Lamentillo to HPAIR: AI mirrors human bias
NightOwl AI founder Anna Mae Yu Lamentillo told delegates of the Harvard College Project for Asian and International Relations (HPAIR) that artificial intelligence programmes should not be treated as neutral or inherently fair, warning that systems built by people—and trained on human-generated data—can replicate the same inequities societies have long struggled to overcome.
Paraluman News
February 28, 2026

Atty. Anna Mae Lamentillo, founder of NightOwl AI
From the Instagram account of Atty. Anna Mae Lamentillo
Atty. Anna Mae Lamentillo, founder of NightOwl AI
CAMBRIDGE, Massachusetts — NightOwl AI founder Anna Mae Yu Lamentillo told delegates of the Harvard College Project for Asian and International Relations (HPAIR) that artificial intelligence programmes should not be treated as neutral or inherently fair, warning that systems built by people—and trained on human-generated data—can replicate the same inequities societies have long struggled to overcome.
In her address to HPAIR, Lamentillo argued that the “objectivity” often associated with AI is misleading, because the technology reflects the choices of its creators and the limits of the datasets that feed it. “AI can’t be equitable if whole communities are invisible in the data,” she said in a message shared alongside her HPAIR appearance.
HPAIR, a Harvard College student-run organization founded in 1991, convenes students and young professionals to discuss major issues facing the Asia-Pacific region through conferences held at Harvard and in the region, as well as a virtual conference.
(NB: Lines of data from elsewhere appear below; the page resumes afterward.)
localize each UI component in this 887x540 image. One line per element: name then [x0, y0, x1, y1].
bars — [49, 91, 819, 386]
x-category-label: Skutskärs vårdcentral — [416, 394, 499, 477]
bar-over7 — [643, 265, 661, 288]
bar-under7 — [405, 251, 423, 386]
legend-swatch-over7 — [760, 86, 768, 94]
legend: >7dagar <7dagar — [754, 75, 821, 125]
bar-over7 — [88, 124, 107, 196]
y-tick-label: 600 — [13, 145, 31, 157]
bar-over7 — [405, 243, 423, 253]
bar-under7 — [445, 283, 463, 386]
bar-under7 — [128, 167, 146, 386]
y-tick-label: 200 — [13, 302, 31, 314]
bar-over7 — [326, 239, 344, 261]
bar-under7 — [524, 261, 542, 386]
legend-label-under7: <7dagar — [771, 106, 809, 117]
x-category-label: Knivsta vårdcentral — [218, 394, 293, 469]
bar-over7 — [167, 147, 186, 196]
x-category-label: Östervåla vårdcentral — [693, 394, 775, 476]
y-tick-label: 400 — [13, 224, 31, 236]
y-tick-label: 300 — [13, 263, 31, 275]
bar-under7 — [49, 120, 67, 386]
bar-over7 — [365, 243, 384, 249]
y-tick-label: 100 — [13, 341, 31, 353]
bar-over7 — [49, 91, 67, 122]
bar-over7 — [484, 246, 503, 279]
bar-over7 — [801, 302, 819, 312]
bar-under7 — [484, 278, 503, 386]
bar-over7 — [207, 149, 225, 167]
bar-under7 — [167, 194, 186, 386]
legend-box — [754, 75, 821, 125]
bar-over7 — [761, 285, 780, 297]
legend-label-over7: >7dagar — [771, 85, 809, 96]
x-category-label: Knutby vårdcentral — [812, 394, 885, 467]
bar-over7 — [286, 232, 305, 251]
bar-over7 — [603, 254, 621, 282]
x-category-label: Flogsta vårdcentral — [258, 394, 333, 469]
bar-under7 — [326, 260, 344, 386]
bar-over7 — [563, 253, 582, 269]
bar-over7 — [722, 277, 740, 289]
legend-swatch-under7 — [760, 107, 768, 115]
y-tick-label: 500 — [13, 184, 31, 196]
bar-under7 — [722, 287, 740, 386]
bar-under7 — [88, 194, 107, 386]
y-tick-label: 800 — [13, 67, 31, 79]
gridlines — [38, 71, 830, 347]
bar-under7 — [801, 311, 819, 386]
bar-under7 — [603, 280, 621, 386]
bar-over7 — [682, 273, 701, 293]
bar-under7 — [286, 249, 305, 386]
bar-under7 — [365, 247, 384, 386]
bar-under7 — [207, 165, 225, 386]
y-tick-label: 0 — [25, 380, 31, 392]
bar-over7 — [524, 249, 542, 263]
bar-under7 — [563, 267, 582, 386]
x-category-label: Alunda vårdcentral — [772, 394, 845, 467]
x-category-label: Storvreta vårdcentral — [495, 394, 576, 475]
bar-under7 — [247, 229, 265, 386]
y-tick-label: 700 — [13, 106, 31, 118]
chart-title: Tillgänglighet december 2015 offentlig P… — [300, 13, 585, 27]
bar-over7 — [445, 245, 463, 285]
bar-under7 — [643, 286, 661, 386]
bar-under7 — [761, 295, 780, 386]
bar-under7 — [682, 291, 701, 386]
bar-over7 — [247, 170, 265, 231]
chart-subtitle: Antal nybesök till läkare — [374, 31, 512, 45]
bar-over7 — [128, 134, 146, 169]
HPAIR’s Virtual Conference (VCONF) for Winter 2026 is scheduled for Feb. 13–15.
Lamentillo was recently featured by HPAIR as part of its VCONF 2026 speaker highlights, citing her work using AI to preserve endangered languages and fight digital exclusion.
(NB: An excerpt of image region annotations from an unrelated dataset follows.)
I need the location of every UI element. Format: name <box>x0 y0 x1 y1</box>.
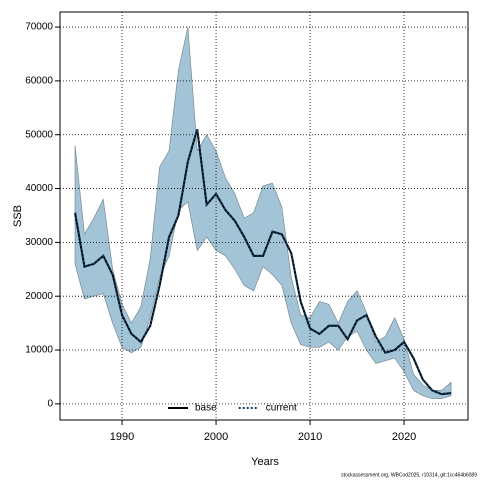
plot-frame <box>59 11 469 421</box>
y-tick-label: 60000 <box>25 76 53 87</box>
y-tick-label: 30000 <box>25 237 53 248</box>
x-tick-label: 2020 <box>392 431 416 443</box>
x-tick-label: 2000 <box>204 431 228 443</box>
series-line <box>74 129 452 396</box>
legend-label: base <box>195 403 217 414</box>
y-axis-label: SSB <box>12 205 24 227</box>
y-tick-label: 40000 <box>25 183 53 194</box>
x-tick-label: 1990 <box>110 431 134 443</box>
footnote: stockassessment.org, WBCod2025, r10314, … <box>341 472 477 478</box>
x-tick-label: 2010 <box>298 431 322 443</box>
y-tick-label: 50000 <box>25 129 53 140</box>
y-tick-label: 20000 <box>25 291 53 302</box>
y-tick-label: 10000 <box>25 345 53 356</box>
y-tick-label: 0 <box>47 398 53 409</box>
confidence-band <box>74 26 452 399</box>
legend-label: current <box>266 403 297 414</box>
y-tick-label: 70000 <box>25 22 53 33</box>
x-axis-label: Years <box>251 456 279 468</box>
Her remarks centered on how bias can enter AI systems through skewed representation—whether in the people building the tools, the priorities that shape product decisions, or the underlying data that may exclude minority communities, non-dominant languages, and marginalized groups. In a separate policy-focused speech published by Night Owl, Lamentillo pointed to “potential gender and social biases” linked to AI and urged policymakers to embed inclusion into regulatory processes.
Lamentillo’s advocacy draws from her work at NightOwl AI, a mission-driven initiative developing language technologies aimed at communities often left out of mainstream digital tools. In a published speech, she has described the widening gap created when advanced AI systems support only a fraction of the world’s languages, leaving many communities without meaningful access to education, services, and economic opportunities in an AI-driven world.
At HPAIR, she urged young leaders and future policymakers to treat AI governance as a question of human rights and representation—not just technical performance—calling for broader participation in dataset creation, stronger accountability standards, and deliberate investment in inclusion so that emerging AI products do not harden existing social and economic divides.